There was mixed support for this approach in the community. Some feedback we have gotten when comparing the “builders” alternative with this “structs with pointers” alternative include:

• “structs with pointers” feels more go idiomatic and more closely aligned with the go structs used for Kubernetes types both for builtin types and by Kubebuilder.
• It’s nice how “builders” are clearly visually distinct from the main go types.
• Having to use a utility library to wrap literal values as pointers for the “structs with pointers” is not a big deal. I’m already familiar with having to do this in go and once I learn use a utility library for it I’m all set.
• The “builders” are awkward to use in an IDE. I felt like I was fighting with my IDE to get chain function calls and organize them hierarchally as expected by this approach.

Limitations:

• Even when using a library like https://github.com/kubernetes/utils/blob/master/pointer/pointer.go to inline primitive literals, some values, like enumeration values cannot be inlined since ptr.StringPtr() does not work with them.
• Direct access to struct allow developers to do conversions that are unsafe, like directly converting from a type’s go struct, retrieved via a Get, to it apply configuration without using the managed fields during the conversion.
• No good way to future proof this against adding tombstone support in the future like there is with the builders approach.
• Code that reads the value of a deeply nested field because it must defererence pointers at each level of nesting.

Alternative: Use YAML directly

For fields that need to be set programmatically, use templating.

Limitations:

• Not typesafe, so arguably should be part of a dynamic client only (which can already do apply)
• Templating doesn’t work well for some cases.
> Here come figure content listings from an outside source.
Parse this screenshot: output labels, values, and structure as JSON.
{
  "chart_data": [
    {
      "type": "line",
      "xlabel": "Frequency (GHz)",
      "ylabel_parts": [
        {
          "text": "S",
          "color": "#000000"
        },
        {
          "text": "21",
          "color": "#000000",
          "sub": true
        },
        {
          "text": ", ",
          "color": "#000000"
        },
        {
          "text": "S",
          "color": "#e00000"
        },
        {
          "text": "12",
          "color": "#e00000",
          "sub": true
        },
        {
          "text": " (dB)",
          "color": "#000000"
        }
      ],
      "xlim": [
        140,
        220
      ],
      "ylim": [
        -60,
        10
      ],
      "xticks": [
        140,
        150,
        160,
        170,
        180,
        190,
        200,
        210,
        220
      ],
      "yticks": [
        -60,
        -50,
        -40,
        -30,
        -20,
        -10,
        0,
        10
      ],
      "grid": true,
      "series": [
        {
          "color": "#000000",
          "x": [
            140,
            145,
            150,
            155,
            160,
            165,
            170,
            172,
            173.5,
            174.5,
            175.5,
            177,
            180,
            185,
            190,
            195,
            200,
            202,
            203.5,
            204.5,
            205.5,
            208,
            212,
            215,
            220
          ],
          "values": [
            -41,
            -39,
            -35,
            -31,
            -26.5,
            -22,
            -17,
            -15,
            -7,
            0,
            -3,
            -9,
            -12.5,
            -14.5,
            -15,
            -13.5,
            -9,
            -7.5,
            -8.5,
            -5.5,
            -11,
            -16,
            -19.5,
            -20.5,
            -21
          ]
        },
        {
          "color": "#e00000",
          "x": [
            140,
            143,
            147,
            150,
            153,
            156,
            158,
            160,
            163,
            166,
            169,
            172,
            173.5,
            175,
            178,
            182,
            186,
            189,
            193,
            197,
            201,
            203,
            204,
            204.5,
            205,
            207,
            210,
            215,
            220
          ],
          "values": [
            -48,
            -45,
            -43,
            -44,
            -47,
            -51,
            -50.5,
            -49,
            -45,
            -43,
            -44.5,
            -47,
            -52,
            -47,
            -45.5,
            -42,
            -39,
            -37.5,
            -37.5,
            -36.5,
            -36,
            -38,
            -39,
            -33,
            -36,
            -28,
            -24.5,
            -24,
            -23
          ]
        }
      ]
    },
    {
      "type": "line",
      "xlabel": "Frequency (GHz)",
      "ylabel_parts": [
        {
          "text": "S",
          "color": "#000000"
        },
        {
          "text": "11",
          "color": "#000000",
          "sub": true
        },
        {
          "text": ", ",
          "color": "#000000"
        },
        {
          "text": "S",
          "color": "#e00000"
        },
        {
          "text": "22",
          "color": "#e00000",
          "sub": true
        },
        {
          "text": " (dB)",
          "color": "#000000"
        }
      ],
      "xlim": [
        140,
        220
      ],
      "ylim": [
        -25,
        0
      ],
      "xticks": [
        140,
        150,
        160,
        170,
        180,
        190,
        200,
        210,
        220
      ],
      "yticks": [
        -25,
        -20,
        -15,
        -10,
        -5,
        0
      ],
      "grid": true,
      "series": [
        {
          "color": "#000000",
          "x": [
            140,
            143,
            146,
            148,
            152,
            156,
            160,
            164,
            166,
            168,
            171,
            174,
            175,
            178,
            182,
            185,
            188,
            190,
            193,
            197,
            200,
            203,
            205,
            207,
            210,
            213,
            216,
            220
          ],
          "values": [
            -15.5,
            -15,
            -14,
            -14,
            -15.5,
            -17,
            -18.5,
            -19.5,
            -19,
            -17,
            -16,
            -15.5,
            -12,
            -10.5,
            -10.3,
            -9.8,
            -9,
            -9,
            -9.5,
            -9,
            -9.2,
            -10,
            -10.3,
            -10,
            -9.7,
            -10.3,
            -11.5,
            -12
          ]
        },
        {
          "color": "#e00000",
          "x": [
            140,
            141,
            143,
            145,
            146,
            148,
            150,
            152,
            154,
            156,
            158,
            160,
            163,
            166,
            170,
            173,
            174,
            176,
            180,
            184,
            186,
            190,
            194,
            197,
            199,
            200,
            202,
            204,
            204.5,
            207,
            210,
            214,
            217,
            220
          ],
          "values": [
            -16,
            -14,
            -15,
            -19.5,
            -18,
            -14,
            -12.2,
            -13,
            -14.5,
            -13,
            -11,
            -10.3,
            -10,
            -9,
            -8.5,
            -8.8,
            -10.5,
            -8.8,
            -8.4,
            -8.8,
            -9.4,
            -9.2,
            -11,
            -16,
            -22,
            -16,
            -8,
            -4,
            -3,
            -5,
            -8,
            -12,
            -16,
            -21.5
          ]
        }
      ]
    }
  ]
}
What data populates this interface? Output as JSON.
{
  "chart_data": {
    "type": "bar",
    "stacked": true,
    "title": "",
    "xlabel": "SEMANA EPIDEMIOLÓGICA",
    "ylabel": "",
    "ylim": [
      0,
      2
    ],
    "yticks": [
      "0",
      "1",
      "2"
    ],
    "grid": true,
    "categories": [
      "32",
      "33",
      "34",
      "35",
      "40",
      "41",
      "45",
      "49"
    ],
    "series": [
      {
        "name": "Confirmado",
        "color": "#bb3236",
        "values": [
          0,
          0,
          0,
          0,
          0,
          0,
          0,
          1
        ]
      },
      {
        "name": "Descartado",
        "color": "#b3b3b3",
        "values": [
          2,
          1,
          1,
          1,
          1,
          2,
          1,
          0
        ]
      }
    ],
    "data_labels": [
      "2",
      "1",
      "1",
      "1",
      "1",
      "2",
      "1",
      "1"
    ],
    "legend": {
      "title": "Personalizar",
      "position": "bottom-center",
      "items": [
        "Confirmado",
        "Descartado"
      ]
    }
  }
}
E.g. a variable number of containers

Alternative: Combine go structs with fieldset mask

User directly provides the go structs as they exist today and also provides a fieldset “mask” that enumerates all the fields included in the apply configuration. A custom serializer would be required to combine the object and the mask together.

obj := &appsv1.Deployment{ …}
mask := TODO
tombstoned := TODO: is another fieldset required for tombstones?
Apply(..., obj, mask, tombstoned, …)

Limitations:

• Error prone. No way to ensure that the mask and the object have the same set of fields directly set by the caller (e.g. if the user directly sets a field to its zero value, there is no way to warn them that they forgot to add it to the mask)
• Even if there was some typesafe way to define masks and tombstones, constructing them is going to add to the work required by client-go apply users.

Alternative: Use varadic function based builders

appsv1apply.Deployment(
  metav1apply.ObjectMeta(
    appsv1apply.Name("nginx-deployment"),
  ),
  appsv1apply.DeploymentSpec(
    appsv1apply.Replicas(0),
    appsv1apply.PodTemplate(
      appsv1apply.PodSpec(
        appsv1apply.TombStoned("hostname"),
        appsv1apply.PodContainer(
          appsv1apply.Name("nginx"),
          appsv1apply.Image("nginx:1.14.2"),
        ),
        appsv1apply.TombStoned(
          appsv1apply.PodContainer(
            appsv1apply.Name("sidecar"),
          ),
        ),
      ),
    ),
  ),
)

This could be implemented by generating varadic functions, e.g.:

func Deployment(fields ...DeploymentField{}) {
   var object map[string]interface{} // This is the underlying data structure
   for field := range fields {
     switch f := fields.(type) {
     case NameField:
       object["name"] = f.value
     // other types
     }
   }
}

func Name(value string) DeploymentField { … }

Limitations:

• Lots of identifier collision issues to deal with. For example, we can’t have multiple “Name” functions in the same package. This can probably be mitigated by either generating more unique names or by allowing a common field like Name, which is typically a string, to be shared across multiple structs that have name fields.